Breathing Life into Stale Sales Presentations

Breathing Life into Stale Sales Presentations

Published: June 26, 2014 by LoSasso
Categories: B2B marketing, Demand Gen
Type:

SalesPresentation

Is Anybody Listening?
Prior to joining LoSasso, I spent several years in a consultative sales position. My days consisted of prospecting (cold calling, emailing, researching new leads, etc.) and presenting. I remember once I spent close to a week preparing for a big presentation. The presentation was for a long-standing client’s c-suite executives. I put together my most convincing, visually stunning PowerPoint presentation. Before the meeting, a colleague asked me, “Are you nervous?” I admitted that yes, of course I was a little bit nervous. My colleague replied with, “Don’t be—no one is really listening anyway.”

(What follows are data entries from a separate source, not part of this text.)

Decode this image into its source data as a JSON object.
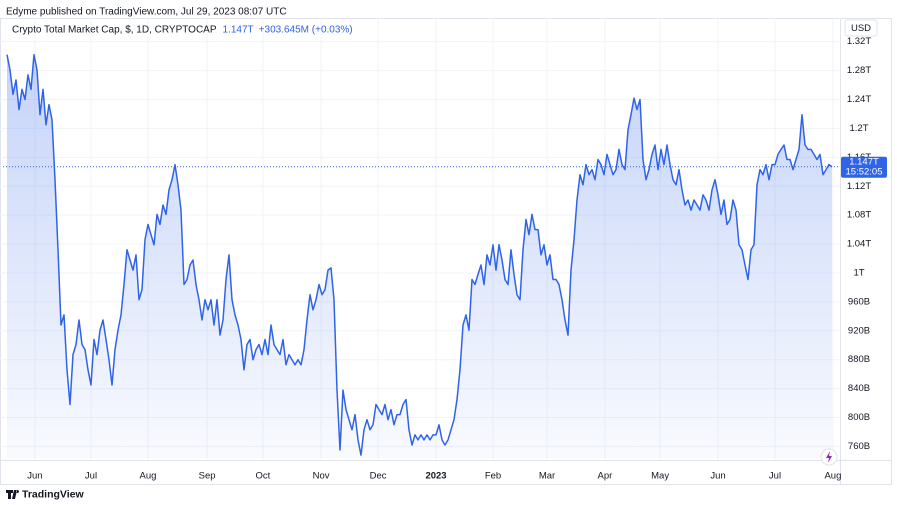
{
  "published": "Edyme published on TradingView.com, Jul 29, 2023 08:07 UTC",
  "brand": "TradingView",
  "chart_data": {
    "type": "line",
    "title": "Crypto Total Market Cap, $, 1D, CRYPTOCAP",
    "last_value_label": "1.147T",
    "change_label": "+303.645M (+0.03%)",
    "currency": "USD",
    "time_label": "15:52:05",
    "color": "#2f63e8",
    "values": [
      1302,
      1281,
      1247,
      1267,
      1226,
      1254,
      1240,
      1274,
      1254,
      1302,
      1281,
      1219,
      1254,
      1205,
      1233,
      1212,
      1129,
      1032,
      928,
      942,
      866,
      818,
      887,
      901,
      935,
      901,
      894,
      866,
      845,
      908,
      887,
      921,
      935,
      908,
      880,
      845,
      894,
      921,
      942,
      984,
      1032,
      1018,
      1004,
      1025,
      963,
      977,
      1046,
      1067,
      1053,
      1039,
      1081,
      1067,
      1094,
      1081,
      1115,
      1129,
      1150,
      1122,
      1087,
      984,
      991,
      1011,
      1018,
      984,
      963,
      935,
      963,
      949,
      963,
      928,
      963,
      914,
      935,
      991,
      1025,
      963,
      942,
      928,
      908,
      866,
      901,
      908,
      880,
      894,
      901,
      887,
      908,
      887,
      928,
      901,
      894,
      887,
      908,
      873,
      887,
      880,
      873,
      880,
      873,
      894,
      935,
      970,
      949,
      963,
      984,
      970,
      977,
      1004,
      1007,
      963,
      838,
      755,
      838,
      811,
      797,
      783,
      804,
      769,
      748,
      783,
      797,
      783,
      790,
      818,
      811,
      804,
      818,
      797,
      811,
      790,
      804,
      804,
      818,
      825,
      783,
      762,
      776,
      769,
      776,
      769,
      776,
      769,
      776,
      776,
      790,
      769,
      762,
      769,
      783,
      797,
      825,
      866,
      928,
      942,
      921,
      991,
      984,
      998,
      1011,
      984,
      1025,
      1011,
      1039,
      1004,
      1039,
      1018,
      991,
      984,
      1032,
      998,
      970,
      963,
      1032,
      1074,
      1053,
      1081,
      1060,
      1060,
      1025,
      1039,
      1011,
      1025,
      991,
      991,
      984,
      963,
      935,
      914,
      1004,
      1046,
      1101,
      1136,
      1122,
      1150,
      1136,
      1143,
      1129,
      1157,
      1150,
      1136,
      1164,
      1150,
      1136,
      1143,
      1171,
      1150,
      1143,
      1198,
      1219,
      1242,
      1226,
      1240,
      1157,
      1129,
      1143,
      1164,
      1177,
      1143,
      1171,
      1150,
      1177,
      1150,
      1129,
      1122,
      1143,
      1115,
      1094,
      1101,
      1087,
      1101,
      1094,
      1087,
      1108,
      1101,
      1087,
      1115,
      1129,
      1108,
      1081,
      1101,
      1067,
      1074,
      1101,
      1087,
      1039,
      1032,
      1011,
      991,
      1032,
      1039,
      1122,
      1143,
      1136,
      1150,
      1129,
      1150,
      1150,
      1164,
      1171,
      1177,
      1157,
      1157,
      1143,
      1157,
      1171,
      1219,
      1177,
      1171,
      1171,
      1164,
      1157,
      1164,
      1136,
      1143,
      1150,
      1147
    ],
    "xlim": [
      -0.67,
      274.33
    ],
    "xticks": [
      {
        "value": 9.3,
        "label": "Jun"
      },
      {
        "value": 28,
        "label": "Jul"
      },
      {
        "value": 47,
        "label": "Aug"
      },
      {
        "value": 66.7,
        "label": "Sep"
      },
      {
        "value": 85.3,
        "label": "Oct"
      },
      {
        "value": 104.7,
        "label": "Nov"
      },
      {
        "value": 123.7,
        "label": "Dec"
      },
      {
        "value": 143,
        "label": "2023"
      },
      {
        "value": 162,
        "label": "Feb"
      },
      {
        "value": 180,
        "label": "Mar"
      },
      {
        "value": 199.3,
        "label": "Apr"
      },
      {
        "value": 217.7,
        "label": "May"
      },
      {
        "value": 237,
        "label": "Jun"
      },
      {
        "value": 256,
        "label": "Jul"
      },
      {
        "value": 275.3,
        "label": "Aug"
      }
    ],
    "ylim": [
      744,
      1350
    ],
    "yticks": [
      {
        "value": 760,
        "label": "760B"
      },
      {
        "value": 800,
        "label": "800B"
      },
      {
        "value": 840,
        "label": "840B"
      },
      {
        "value": 880,
        "label": "880B"
      },
      {
        "value": 920,
        "label": "920B"
      },
      {
        "value": 960,
        "label": "960B"
      },
      {
        "value": 1000,
        "label": "1T"
      },
      {
        "value": 1040,
        "label": "1.04T"
      },
      {
        "value": 1080,
        "label": "1.08T"
      },
      {
        "value": 1120,
        "label": "1.12T"
      },
      {
        "value": 1160,
        "label": "1.16T"
      },
      {
        "value": 1200,
        "label": "1.2T"
      },
      {
        "value": 1240,
        "label": "1.24T"
      },
      {
        "value": 1280,
        "label": "1.28T"
      },
      {
        "value": 1320,
        "label": "1.32T"
      }
    ],
    "grid": true
  }
}
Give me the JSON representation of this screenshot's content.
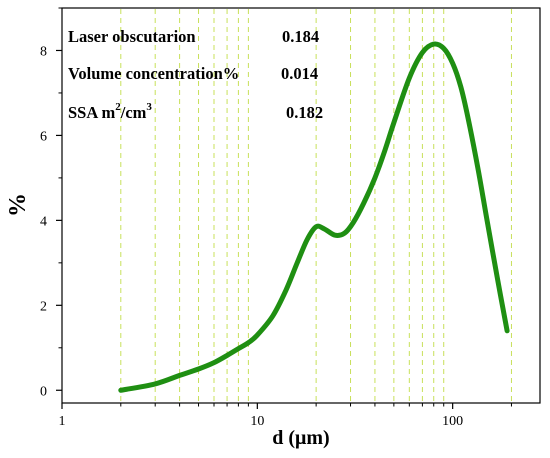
{
  "chart_data": {
    "type": "line",
    "xscale": "log",
    "xlim": [
      1,
      280
    ],
    "ylim": [
      -0.3,
      9.0
    ],
    "xlabel": "d (μm)",
    "ylabel": "%",
    "x_ticks": [
      {
        "value": 1,
        "label": "1"
      },
      {
        "value": 10,
        "label": "10"
      },
      {
        "value": 100,
        "label": "100"
      }
    ],
    "y_ticks": [
      {
        "value": 0,
        "label": "0"
      },
      {
        "value": 2,
        "label": "2"
      },
      {
        "value": 4,
        "label": "4"
      },
      {
        "value": 6,
        "label": "6"
      },
      {
        "value": 8,
        "label": "8"
      }
    ],
    "grid_lines_x": [
      2,
      3,
      4,
      5,
      6,
      7,
      8,
      9,
      20,
      30,
      40,
      50,
      60,
      70,
      80,
      90,
      200
    ],
    "series": [
      {
        "color": "#1f8f12",
        "x": [
          2,
          3,
          4,
          5,
          6,
          7,
          8,
          9,
          10,
          12,
          14,
          16,
          18,
          20,
          22,
          25,
          28,
          31,
          35,
          40,
          45,
          50,
          60,
          70,
          80,
          90,
          100,
          110,
          120,
          135,
          150,
          170,
          190
        ],
        "y": [
          0.0,
          0.15,
          0.35,
          0.5,
          0.65,
          0.82,
          0.98,
          1.12,
          1.3,
          1.75,
          2.35,
          3.0,
          3.55,
          3.85,
          3.8,
          3.65,
          3.7,
          3.95,
          4.4,
          5.0,
          5.65,
          6.3,
          7.35,
          7.95,
          8.15,
          8.05,
          7.7,
          7.15,
          6.4,
          5.2,
          4.0,
          2.6,
          1.4
        ]
      }
    ],
    "annotations": [
      {
        "label": "Laser obscutarion",
        "value": "0.184"
      },
      {
        "label": "Volume concentration%",
        "value": "0.014"
      },
      {
        "label": "SSA m",
        "sup1": "2",
        "mid": "/cm",
        "sup2": "3",
        "value": "0.182"
      }
    ],
    "colors": {
      "line": "#1f8f12",
      "grid": "#c8e05a",
      "axis": "#000000"
    }
  }
}
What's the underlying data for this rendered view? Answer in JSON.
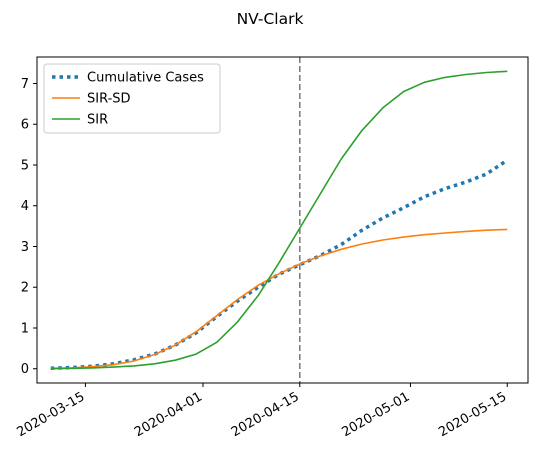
{
  "chart_data": {
    "type": "line",
    "title": "NV-Clark",
    "xlabel": "",
    "ylabel": "",
    "x_ticks": [
      "2020-03-15",
      "2020-04-01",
      "2020-04-15",
      "2020-05-01",
      "2020-05-15"
    ],
    "y_ticks": [
      "0",
      "1",
      "2",
      "3",
      "4",
      "5",
      "6",
      "7"
    ],
    "ylim": [
      -0.35,
      7.65
    ],
    "xlim": [
      "2020-03-08",
      "2020-05-18"
    ],
    "legend_position": "top-left",
    "grid": false,
    "vline": {
      "x": "2020-04-15",
      "style": "dashed",
      "color": "#7f7f7f"
    },
    "series": [
      {
        "name": "Cumulative Cases",
        "style": "dotted",
        "color": "#1f77b4",
        "x": [
          "2020-03-10",
          "2020-03-13",
          "2020-03-16",
          "2020-03-19",
          "2020-03-22",
          "2020-03-25",
          "2020-03-28",
          "2020-03-31",
          "2020-04-03",
          "2020-04-06",
          "2020-04-09",
          "2020-04-12",
          "2020-04-15",
          "2020-04-18",
          "2020-04-21",
          "2020-04-24",
          "2020-04-27",
          "2020-04-30",
          "2020-05-03",
          "2020-05-06",
          "2020-05-09",
          "2020-05-12",
          "2020-05-15"
        ],
        "values": [
          0.01,
          0.03,
          0.06,
          0.12,
          0.22,
          0.36,
          0.58,
          0.88,
          1.28,
          1.66,
          2.0,
          2.32,
          2.55,
          2.78,
          3.05,
          3.4,
          3.7,
          3.95,
          4.22,
          4.42,
          4.58,
          4.78,
          5.12
        ]
      },
      {
        "name": "SIR-SD",
        "style": "solid",
        "color": "#ff7f0e",
        "x": [
          "2020-03-10",
          "2020-03-13",
          "2020-03-16",
          "2020-03-19",
          "2020-03-22",
          "2020-03-25",
          "2020-03-28",
          "2020-03-31",
          "2020-04-03",
          "2020-04-06",
          "2020-04-09",
          "2020-04-12",
          "2020-04-15",
          "2020-04-18",
          "2020-04-21",
          "2020-04-24",
          "2020-04-27",
          "2020-04-30",
          "2020-05-03",
          "2020-05-06",
          "2020-05-09",
          "2020-05-12",
          "2020-05-15"
        ],
        "values": [
          0.01,
          0.02,
          0.05,
          0.1,
          0.19,
          0.35,
          0.58,
          0.91,
          1.3,
          1.7,
          2.05,
          2.33,
          2.57,
          2.77,
          2.93,
          3.06,
          3.16,
          3.23,
          3.29,
          3.33,
          3.37,
          3.4,
          3.42
        ]
      },
      {
        "name": "SIR",
        "style": "solid",
        "color": "#2ca02c",
        "x": [
          "2020-03-10",
          "2020-03-13",
          "2020-03-16",
          "2020-03-19",
          "2020-03-22",
          "2020-03-25",
          "2020-03-28",
          "2020-03-31",
          "2020-04-03",
          "2020-04-06",
          "2020-04-09",
          "2020-04-12",
          "2020-04-15",
          "2020-04-18",
          "2020-04-21",
          "2020-04-24",
          "2020-04-27",
          "2020-04-30",
          "2020-05-03",
          "2020-05-06",
          "2020-05-09",
          "2020-05-12",
          "2020-05-15"
        ],
        "values": [
          0.0,
          0.01,
          0.02,
          0.04,
          0.07,
          0.12,
          0.21,
          0.36,
          0.65,
          1.15,
          1.8,
          2.6,
          3.45,
          4.3,
          5.15,
          5.85,
          6.4,
          6.8,
          7.03,
          7.15,
          7.22,
          7.27,
          7.3
        ]
      }
    ]
  }
}
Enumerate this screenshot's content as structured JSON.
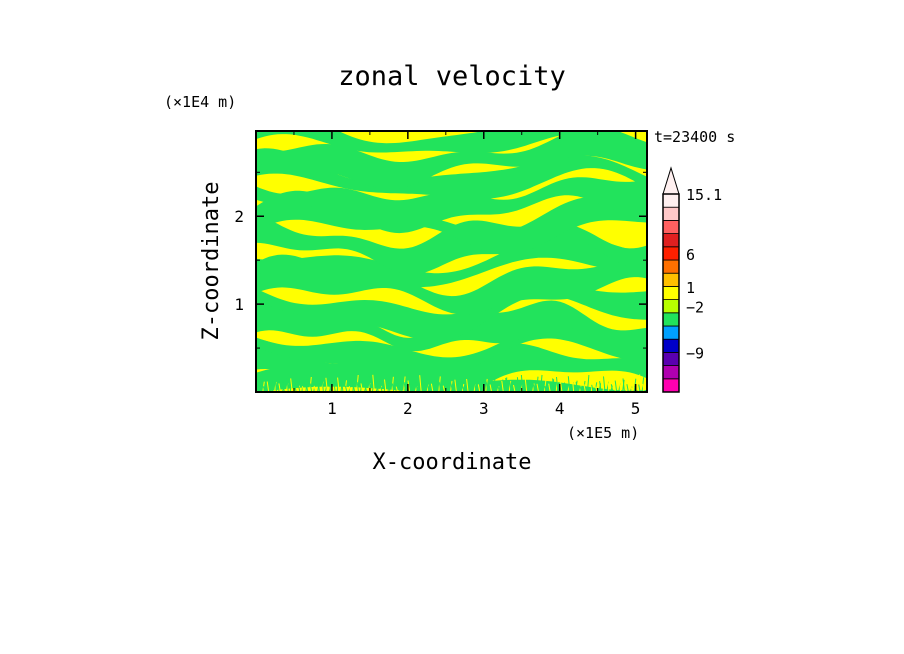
{
  "chart_data": {
    "type": "heatmap",
    "title": "zonal velocity",
    "xlabel": "X-coordinate",
    "ylabel": "Z-coordinate",
    "x_unit_label": "(×1E5 m)",
    "y_unit_label": "(×1E4 m)",
    "time_label": "t=23400 s",
    "xlim": [
      0,
      5.15
    ],
    "ylim": [
      0,
      2.97
    ],
    "x_ticks": [
      1,
      2,
      3,
      4,
      5
    ],
    "y_ticks": [
      1,
      2
    ],
    "field_colors": {
      "positive": "#ffff00",
      "near_zero": "#22e35c"
    },
    "colorbar": {
      "labels": [
        "15.1",
        "6",
        "1",
        "−2",
        "−9"
      ],
      "colors": [
        "#ff00b0",
        "#b000b0",
        "#5a00b0",
        "#0000c8",
        "#00a0ff",
        "#22e35c",
        "#b8ff00",
        "#ffff00",
        "#ffc000",
        "#ff7000",
        "#ff2000",
        "#e02020",
        "#ff6060",
        "#ffc8c8",
        "#fff0f0"
      ],
      "label_values": [
        15.1,
        6,
        1,
        -2,
        -9
      ]
    }
  }
}
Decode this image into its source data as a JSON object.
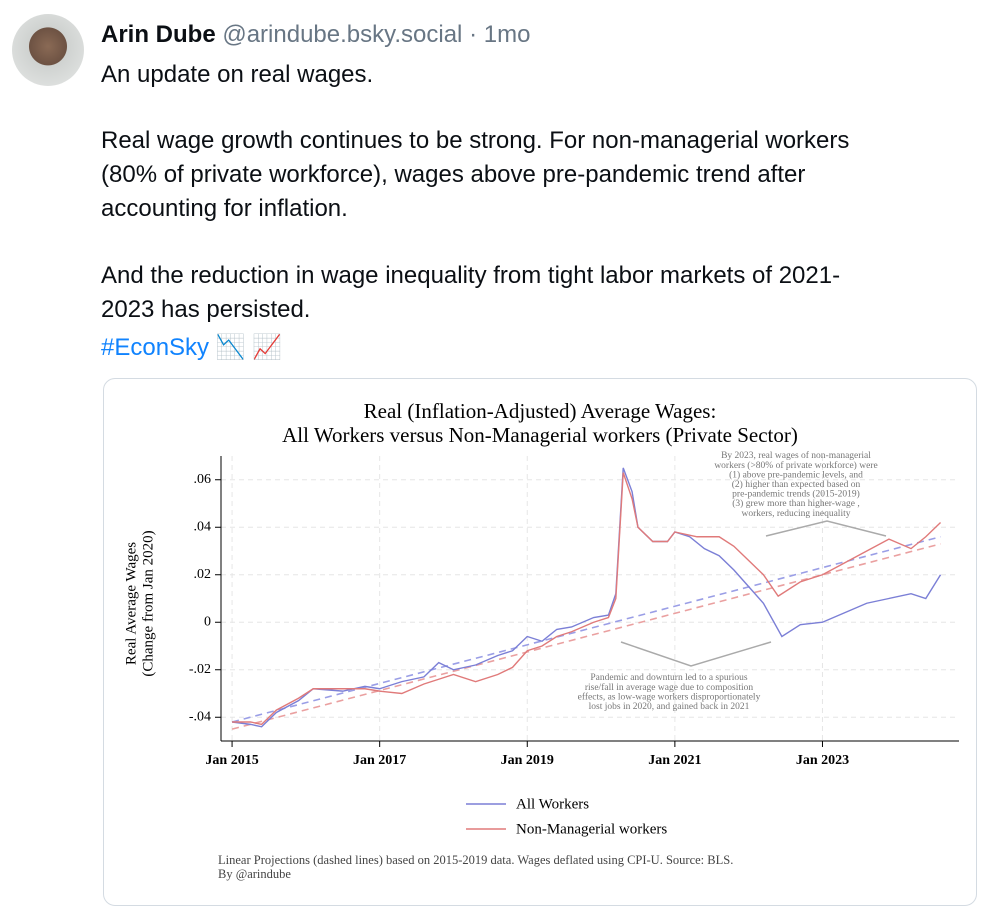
{
  "post": {
    "author": "Arin Dube",
    "handle": "@arindube.bsky.social",
    "separator": "·",
    "time": "1mo",
    "paragraphs": [
      [
        "An update on real wages."
      ],
      [
        "Real wage growth continues to be strong. For non-managerial workers",
        "(80% of private workforce), wages above pre-pandemic trend after",
        "accounting for inflation."
      ],
      [
        "And the reduction in wage inequality from tight labor markets of 2021-",
        "2023 has persisted."
      ]
    ],
    "hashtag": "#EconSky",
    "emoji": "📉 📈",
    "chart": {
      "type": "line",
      "title": [
        "Real (Inflation-Adjusted) Average Wages:",
        "All Workers versus Non-Managerial workers (Private Sector)"
      ],
      "ylabel": [
        "Real Average Wages",
        "(Change from Jan 2020)"
      ],
      "xlim": [
        2014.85,
        2024.85
      ],
      "xticks": [
        {
          "value": 2015,
          "label": "Jan 2015"
        },
        {
          "value": 2017,
          "label": "Jan 2017"
        },
        {
          "value": 2019,
          "label": "Jan 2019"
        },
        {
          "value": 2021,
          "label": "Jan 2021"
        },
        {
          "value": 2023,
          "label": "Jan 2023"
        }
      ],
      "ylim": [
        -0.05,
        0.07
      ],
      "yticks": [
        {
          "value": -0.04,
          "label": "-.04"
        },
        {
          "value": -0.02,
          "label": "-.02"
        },
        0,
        {
          "value": 0.02,
          "label": ".02"
        },
        {
          "value": 0.04,
          "label": ".04"
        },
        {
          "value": 0.06,
          "label": ".06"
        }
      ],
      "grid": true,
      "series": [
        {
          "name": "All Workers",
          "color": "#7b7fd6",
          "x": [
            2015.0,
            2015.25,
            2015.4,
            2015.6,
            2015.9,
            2016.1,
            2016.5,
            2016.8,
            2017.0,
            2017.3,
            2017.6,
            2017.8,
            2018.0,
            2018.3,
            2018.6,
            2018.8,
            2019.0,
            2019.2,
            2019.4,
            2019.6,
            2019.9,
            2020.1,
            2020.2,
            2020.3,
            2020.42,
            2020.5,
            2020.7,
            2020.9,
            2021.0,
            2021.2,
            2021.4,
            2021.6,
            2021.8,
            2022.0,
            2022.2,
            2022.45,
            2022.7,
            2023.0,
            2023.3,
            2023.6,
            2023.9,
            2024.2,
            2024.4,
            2024.6
          ],
          "values": [
            -0.042,
            -0.043,
            -0.044,
            -0.038,
            -0.033,
            -0.028,
            -0.029,
            -0.027,
            -0.028,
            -0.025,
            -0.023,
            -0.017,
            -0.02,
            -0.018,
            -0.014,
            -0.012,
            -0.006,
            -0.008,
            -0.003,
            -0.002,
            0.002,
            0.003,
            0.012,
            0.065,
            0.055,
            0.04,
            0.034,
            0.034,
            0.038,
            0.036,
            0.031,
            0.028,
            0.022,
            0.015,
            0.008,
            -0.006,
            -0.001,
            0.0,
            0.004,
            0.008,
            0.01,
            0.012,
            0.01,
            0.02
          ]
        },
        {
          "name": "Non-Managerial workers",
          "color": "#e07a7a",
          "x": [
            2015.0,
            2015.25,
            2015.4,
            2015.6,
            2015.9,
            2016.1,
            2016.5,
            2016.8,
            2017.0,
            2017.3,
            2017.6,
            2017.8,
            2018.0,
            2018.3,
            2018.6,
            2018.8,
            2019.0,
            2019.2,
            2019.4,
            2019.6,
            2019.9,
            2020.1,
            2020.2,
            2020.3,
            2020.42,
            2020.5,
            2020.7,
            2020.9,
            2021.0,
            2021.3,
            2021.6,
            2021.8,
            2022.0,
            2022.2,
            2022.4,
            2022.7,
            2023.0,
            2023.3,
            2023.6,
            2023.9,
            2024.2,
            2024.4,
            2024.6
          ],
          "values": [
            -0.042,
            -0.042,
            -0.043,
            -0.037,
            -0.032,
            -0.028,
            -0.028,
            -0.028,
            -0.029,
            -0.03,
            -0.026,
            -0.024,
            -0.022,
            -0.025,
            -0.022,
            -0.019,
            -0.012,
            -0.01,
            -0.006,
            -0.004,
            0.0,
            0.002,
            0.01,
            0.063,
            0.052,
            0.04,
            0.034,
            0.034,
            0.038,
            0.036,
            0.036,
            0.032,
            0.026,
            0.02,
            0.011,
            0.017,
            0.02,
            0.025,
            0.03,
            0.035,
            0.031,
            0.036,
            0.042
          ]
        }
      ],
      "projections": [
        {
          "color": "#9a9ee6",
          "x": [
            2015.0,
            2024.6
          ],
          "values": [
            -0.042,
            0.036
          ]
        },
        {
          "color": "#eaa0a0",
          "x": [
            2015.0,
            2024.6
          ],
          "values": [
            -0.045,
            0.033
          ]
        }
      ],
      "annotations": [
        [
          "By 2023, real wages of non-managerial",
          "workers (>80% of private workforce) were",
          "(1) above pre-pandemic levels, and",
          "(2) higher than expected based on",
          "pre-pandemic trends (2015-2019)",
          "(3) grew more than higher-wage ,",
          "workers, reducing inequality"
        ],
        [
          "Pandemic and downturn led to a spurious",
          "rise/fall in average wage due to composition",
          "effects, as low-wage workers disproportionately",
          "lost jobs in 2020, and gained back in 2021"
        ]
      ],
      "caption": [
        "Linear Projections (dashed lines) based on 2015-2019 data. Wages deflated using CPI-U. Source: BLS.",
        "By @arindube"
      ]
    }
  }
}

With traditional PowerPoint presentations, this is often true. At the BMA14 conference last month, Tim Riesterer, Chief Strategy and Marketing Officer of Corporate Visions, offered a new formula for more engaging sales presentations. Riesterer explained that traditional PowerPoint presentations open with predictable (boring) facts about your company and an unnecessary agenda—“Here is what I’m going to say.” This setup is a sure way to drive your clients and prospects into what Riesterer calls “the hammock.” The hammock is the dip in the middle of a traditional presentation where your audience is pretty much asleep.

theHammockWhiteboard

Your audience is at 70 percent full attention at the beginning of a
presentation, 20 percent in the middle and 100 percent at the end.

No Sleeping Allowed
To combat the natural tendency of your audience to drift as you move through your presentation, take advantage of high focus times at the beginning and end to deliver your most important points, and look for ways to spike interest in the middle with interactive, engaging moments where dialogue can take place. Remember these important points:

  • Your audience is at its highest attention in the beginning of a presentation. Skip all the self-serving information, such as how many offices you have worldwide, your mission statement and how long you’ve been in business.
  • Open with a missed opportunity or problem they didn’t know they had so they stay engaged and don’t go in “the hammock.”
  • If you have a compelling story to tell or critical point to make, reinforce it several times throughout the presentation.
  • Introduce a new term or phrase to your audience (such as “the hammock”). This should be a term they can use in everyday life that refers to your product or service. Think “Google it,” or “That’s PhotoShopped.”
  • Have a “hot” close. This is the part your audience will be most able to replay if someone asks about the presentation. If you end with Q&A that goes down a bunch of rabbit holes, your key takeaways won't be a focus.

Wake ‘em Up with the Whiteboard
Riesterer says a whiteboard-style presentation—in which you are illustrating points for your audience in real time—is a great way to capture attention because it’s more collaborative and tells a story more effectively. This reminded me of Daniel Pink’s popular talk, “The Surprising Truth About what Motivates Us.” In this video, Pink uses all whiteboard visuals—and if you’ve watched it (as 12MM people have), you know it’s effective. A whiteboard visual is simple, memorable and gives a visual representation of your idea. It’s much more impactful than a static graphic or image because your audience is engaged, thinking and trying to anticipate, “Where are they going with this?”

Tim_Riesterer_BMA2014

Tim Riesterer's engaging BMA14 presentation on presentations – in which he discusses the power
of live whiteboard diagramming with...the live creation of a whiteboard diagram.

Arm Your Sales Team for Success
Statistics show people remember just 10 percent of what they hear. We are so inundated with verbal chatter that it’s human nature to tune it out—and sitting in a traditional presentation (even one that someone may have spent a week preparing) is no exception. In this competitive market, the last point of differentiation can come down to your sales team—make sure they are using their time wisely in front of prospects and avoiding the hammock!